Vandermonde Matrix — Definition, Formula & Examples

A Vandermonde matrix is a matrix where each row (or column) consists of successive powers of a single value, so the entry in row

i

, column

j

equals

x_i^{\,j}

. It appears naturally in polynomial interpolation and has a determinant given by a compact product formula.

Given distinct scalars $x_0, x_1, \ldots, x_{n-1}$ , the $n \times n$ Vandermonde matrix $V$ is defined by $V_{ij} = x_i^{\,j}$ for $0 \le i,j \le n-1$ . Its determinant equals $\det(V) = \prod_{0 \le i < j \le n-1}(x_j - x_i)$ , which is nonzero if and only if all $x_i$ are distinct.

Key Formula

V = \begin{pmatrix} 1 & x_0 & x_0^2 & \cdots & x_0^{n-1} \\ 1 & x_1 & x_1^2 & \cdots & x_1^{n-1} \\ \vdots & \vdots & \vdots & \ddots & \vdots \\ 1 & x_{n-1} & x_{n-1}^2 & \cdots & x_{n-1}^{n-1} \end{pmatrix}

Where:

$x_i$ = The distinct scalars (nodes) that generate the matrix
$n$ = The number of nodes, giving an n × n matrix
$V_{ij}$ = Entry in row i, column j, equal to x_i raised to the j-th power

How It Works

To build a Vandermonde matrix, list your values

x_0, x_1, \ldots, x_{n-1}

and form each row by raising

x_i

to the powers

0, 1, 2, \ldots, n-1

. The resulting system

V\mathbf{c} = \mathbf{y}

finds the coefficients of the unique polynomial of degree at most

n-1

passing through given data points. Because the determinant is a product of all pairwise differences, the matrix is invertible precisely when no two

x_i

values coincide.

Worked Example

Problem: Construct the 3 × 3 Vandermonde matrix for the nodes x₀ = 1, x₁ = 2, x₂ = 3, and compute its determinant.

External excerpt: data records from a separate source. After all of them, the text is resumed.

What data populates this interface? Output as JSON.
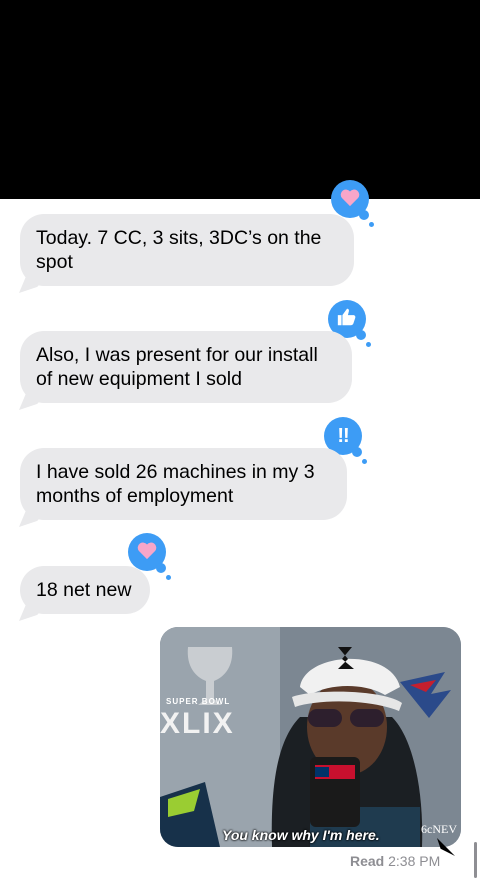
{
  "messages": [
    {
      "text": "Today. 7 CC, 3 sits, 3DC’s on the spot",
      "reaction": "heart-icon"
    },
    {
      "text": "Also, I was present for our install of new equipment I sold",
      "reaction": "thumbs-up-icon"
    },
    {
      "text": "I have sold 26 machines in my 3 months of employment",
      "reaction": "exclamation-icon",
      "reaction_text": "!!"
    },
    {
      "text": "18 net new",
      "reaction": "heart-icon"
    }
  ],
  "gif": {
    "caption": "You know why I'm here.",
    "logo_text": "XLIX",
    "super_bowl_text": "SUPER BOWL",
    "network_text": "6cNEV"
  },
  "status": {
    "read_label": "Read",
    "read_time": "2:38 PM"
  },
  "colors": {
    "bubble_gray": "#e9e9eb",
    "tapback_blue": "#3d9cf5",
    "heart_pink": "#f7a6c9"
  }
}
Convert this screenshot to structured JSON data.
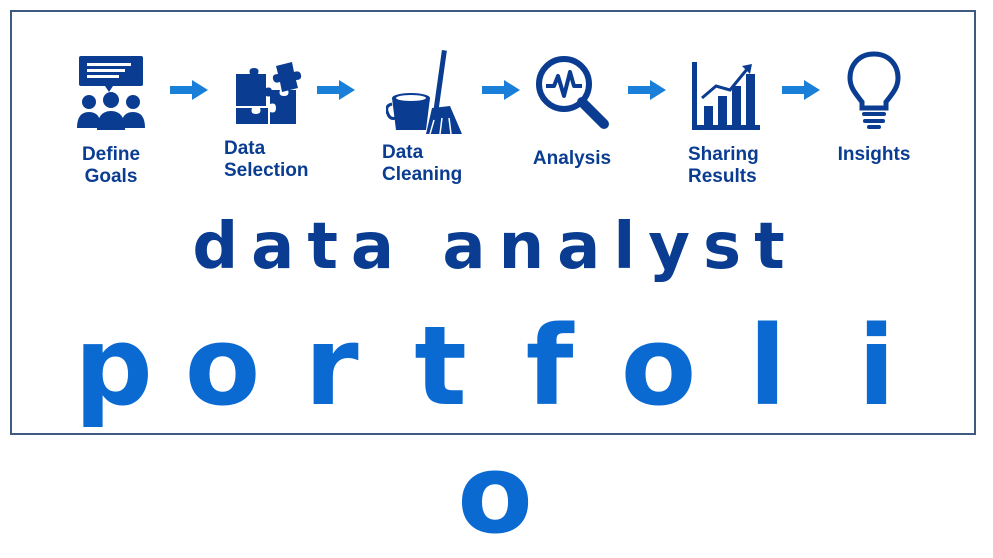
{
  "steps": [
    {
      "icon": "presentation-team-icon",
      "label_line1": "Define",
      "label_line2": "Goals"
    },
    {
      "icon": "puzzle-pieces-icon",
      "label_line1": "Data",
      "label_line2": "Selection"
    },
    {
      "icon": "bucket-broom-icon",
      "label_line1": "Data",
      "label_line2": "Cleaning"
    },
    {
      "icon": "magnifier-pulse-icon",
      "label_line1": "Analysis",
      "label_line2": ""
    },
    {
      "icon": "bar-chart-growth-icon",
      "label_line1": "Sharing",
      "label_line2": "Results"
    },
    {
      "icon": "lightbulb-icon",
      "label_line1": "Insights",
      "label_line2": ""
    }
  ],
  "headline": "data analyst",
  "subheadline": "portfolio",
  "colors": {
    "dark_blue": "#0a3d91",
    "bright_blue": "#0a6ad1",
    "arrow_blue": "#1a7fd8",
    "border": "#3d5a80"
  }
}
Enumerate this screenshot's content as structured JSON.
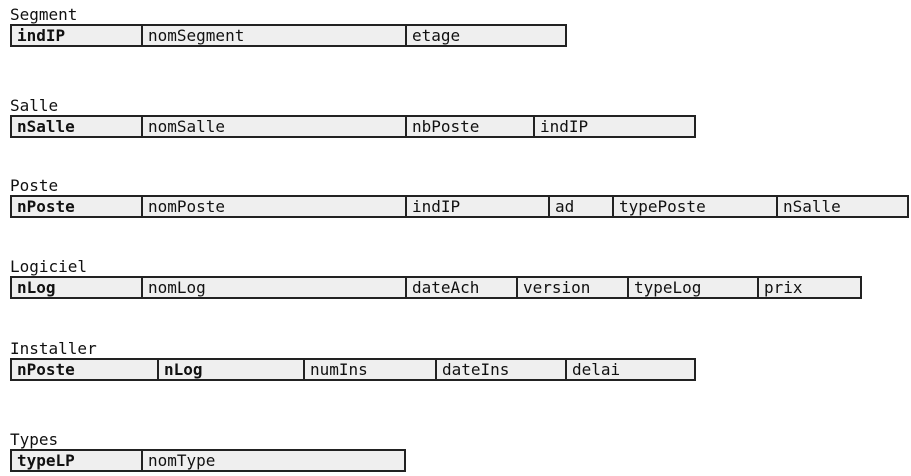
{
  "tables": [
    {
      "name": "Segment",
      "columns": [
        {
          "label": "indIP",
          "key": true
        },
        {
          "label": "nomSegment",
          "key": false
        },
        {
          "label": "etage",
          "key": false
        }
      ]
    },
    {
      "name": "Salle",
      "columns": [
        {
          "label": "nSalle",
          "key": true
        },
        {
          "label": "nomSalle",
          "key": false
        },
        {
          "label": "nbPoste",
          "key": false
        },
        {
          "label": "indIP",
          "key": false
        }
      ]
    },
    {
      "name": "Poste",
      "columns": [
        {
          "label": "nPoste",
          "key": true
        },
        {
          "label": "nomPoste",
          "key": false
        },
        {
          "label": "indIP",
          "key": false
        },
        {
          "label": "ad",
          "key": false
        },
        {
          "label": "typePoste",
          "key": false
        },
        {
          "label": "nSalle",
          "key": false
        }
      ]
    },
    {
      "name": "Logiciel",
      "columns": [
        {
          "label": "nLog",
          "key": true
        },
        {
          "label": "nomLog",
          "key": false
        },
        {
          "label": "dateAch",
          "key": false
        },
        {
          "label": "version",
          "key": false
        },
        {
          "label": "typeLog",
          "key": false
        },
        {
          "label": "prix",
          "key": false
        }
      ]
    },
    {
      "name": "Installer",
      "columns": [
        {
          "label": "nPoste",
          "key": true
        },
        {
          "label": "nLog",
          "key": true
        },
        {
          "label": "numIns",
          "key": false
        },
        {
          "label": "dateIns",
          "key": false
        },
        {
          "label": "delai",
          "key": false
        }
      ]
    },
    {
      "name": "Types",
      "columns": [
        {
          "label": "typeLP",
          "key": true
        },
        {
          "label": "nomType",
          "key": false
        }
      ]
    }
  ]
}
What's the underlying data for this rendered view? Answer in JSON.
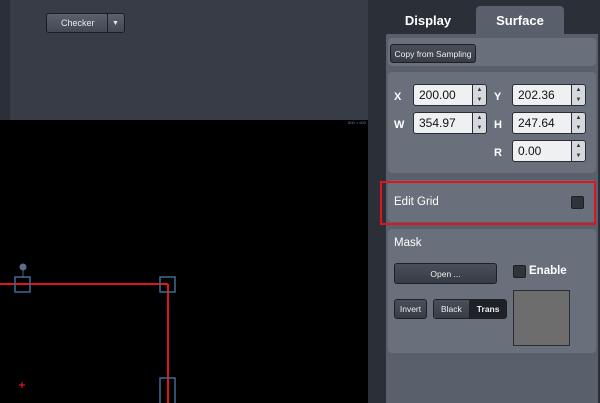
{
  "viewer": {
    "background_mode": "Checker",
    "resolution_label": "800 × 600"
  },
  "tabs": [
    {
      "label": "Display",
      "active": false
    },
    {
      "label": "Surface",
      "active": true
    }
  ],
  "surface": {
    "copy_button": "Copy from Sampling",
    "x": {
      "label": "X",
      "value": "200.00"
    },
    "y": {
      "label": "Y",
      "value": "202.36"
    },
    "w": {
      "label": "W",
      "value": "354.97"
    },
    "h": {
      "label": "H",
      "value": "247.64"
    },
    "r": {
      "label": "R",
      "value": "0.00"
    },
    "edit_grid": {
      "label": "Edit Grid",
      "checked": false
    }
  },
  "mask": {
    "title": "Mask",
    "open_button": "Open ...",
    "enable_label": "Enable",
    "enable_checked": false,
    "invert_button": "Invert",
    "black_label": "Black",
    "trans_label": "Trans",
    "selected_mode": "Trans"
  },
  "colors": {
    "grid_line": "#e0141e",
    "handle": "#3f6a92",
    "highlight": "#e0141e",
    "panel": "#5a606b"
  }
}
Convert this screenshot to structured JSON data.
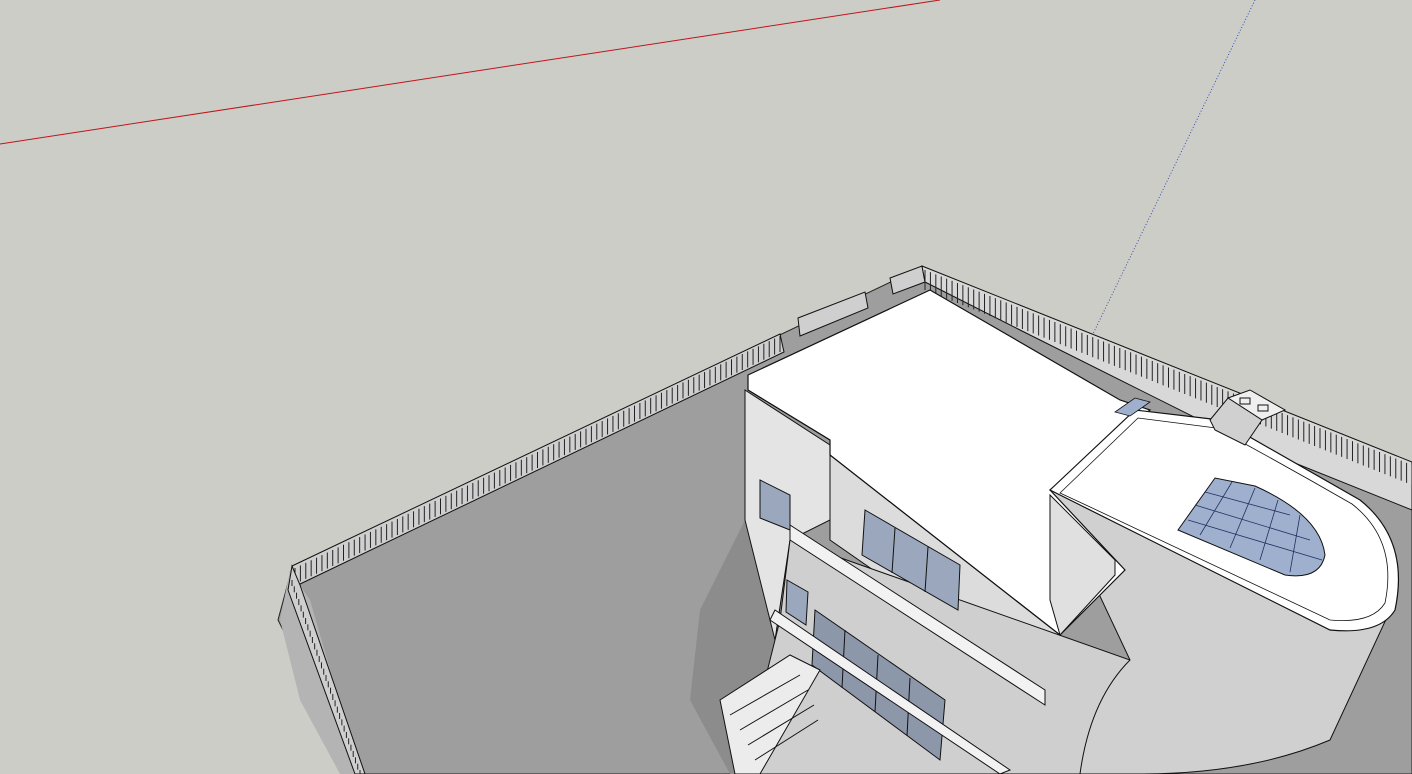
{
  "app": {
    "view": "3d-model-viewport"
  },
  "colors": {
    "background": "#cdcdc8",
    "ground_plane": "#9e9e9e",
    "ground_shadow": "#8a8a8a",
    "roof": "#ffffff",
    "wall_light": "#e6e6e6",
    "wall_mid": "#d4d4d4",
    "wall_dark": "#b7b7b7",
    "glass": "#9fb0cf",
    "edge": "#111111",
    "axis_red": "#c0151b",
    "axis_blue": "#3a4fa8"
  },
  "scene": {
    "objects": [
      "ground-plane",
      "perimeter-fence",
      "villa-building",
      "skylight",
      "roof-vent",
      "entrance-stair"
    ]
  }
}
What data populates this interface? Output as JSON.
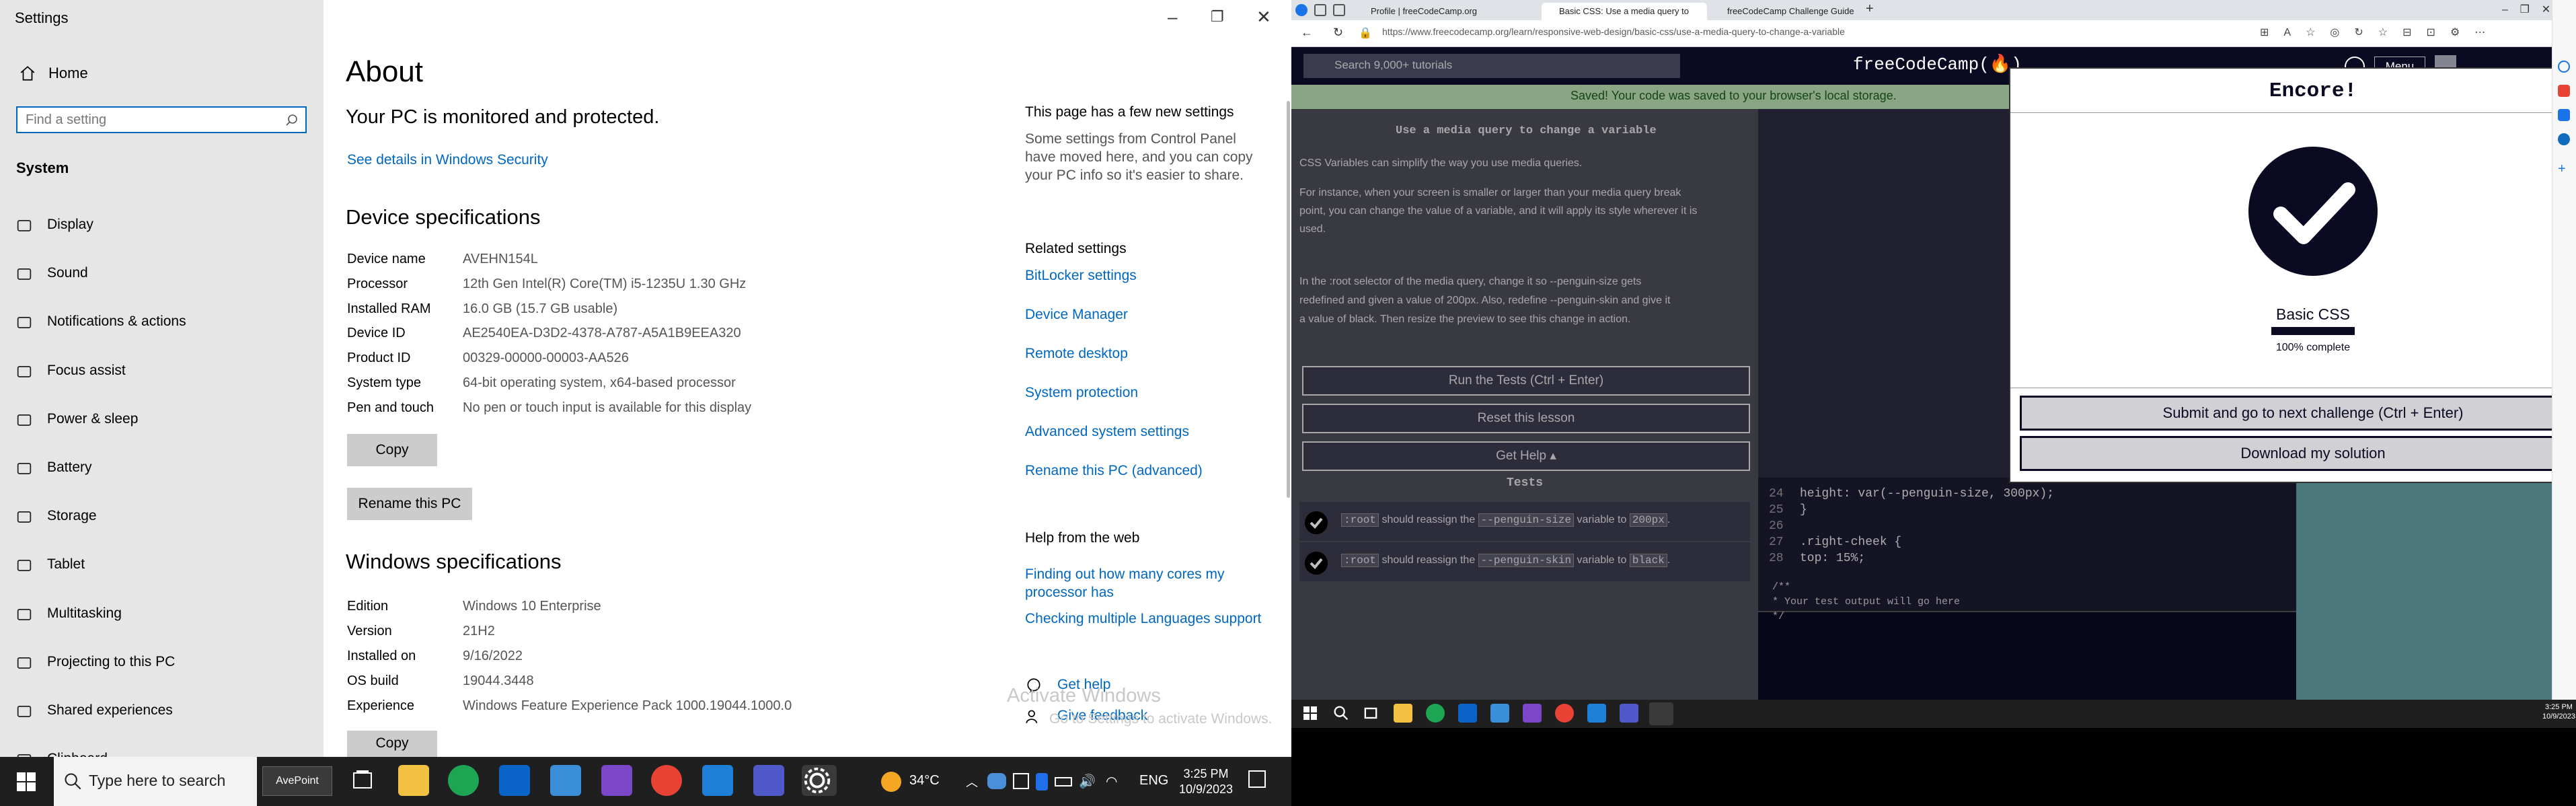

Build the matrix: Each row uses powers 0, 1, 2 of the corresponding node.

V = \begin{pmatrix} 1 & 1 & 1 \\ 1 & 2 & 4 \\ 1 & 3 & 9 \end{pmatrix}

Apply the determinant formula: The Vandermonde determinant is the product of all differences (x_j − x_i) for i < j.

\det(V) = (x_1 - x_0)(x_2 - x_0)(x_2 - x_1) = (2-1)(3-1)(3-2) = 1 \cdot 2 \cdot 1 = 2

Answer: The Vandermonde matrix is

\begin{pmatrix} 1 & 1 & 1 \\ 1 & 2 & 4 \\ 1 & 3 & 9 \end{pmatrix}

with determinant

2

Why It Matters

Vandermonde matrices are central to polynomial interpolation (Lagrange and Newton methods) and appear in coding theory, signal processing (DFT matrices are complex Vandermonde matrices), and curve fitting. Understanding when the determinant is nonzero tells you exactly when a unique interpolating polynomial exists.

Common Mistakes

Mistake: Using rows of powers starting at 1 instead of 0, producing columns of

x_i^1, x_i^2, \ldots

and omitting the column of ones.

Correction: The first column must be

x_i^0 = 1

for every row. Without it, the matrix does not represent the standard Vandermonde form and the determinant formula does not apply.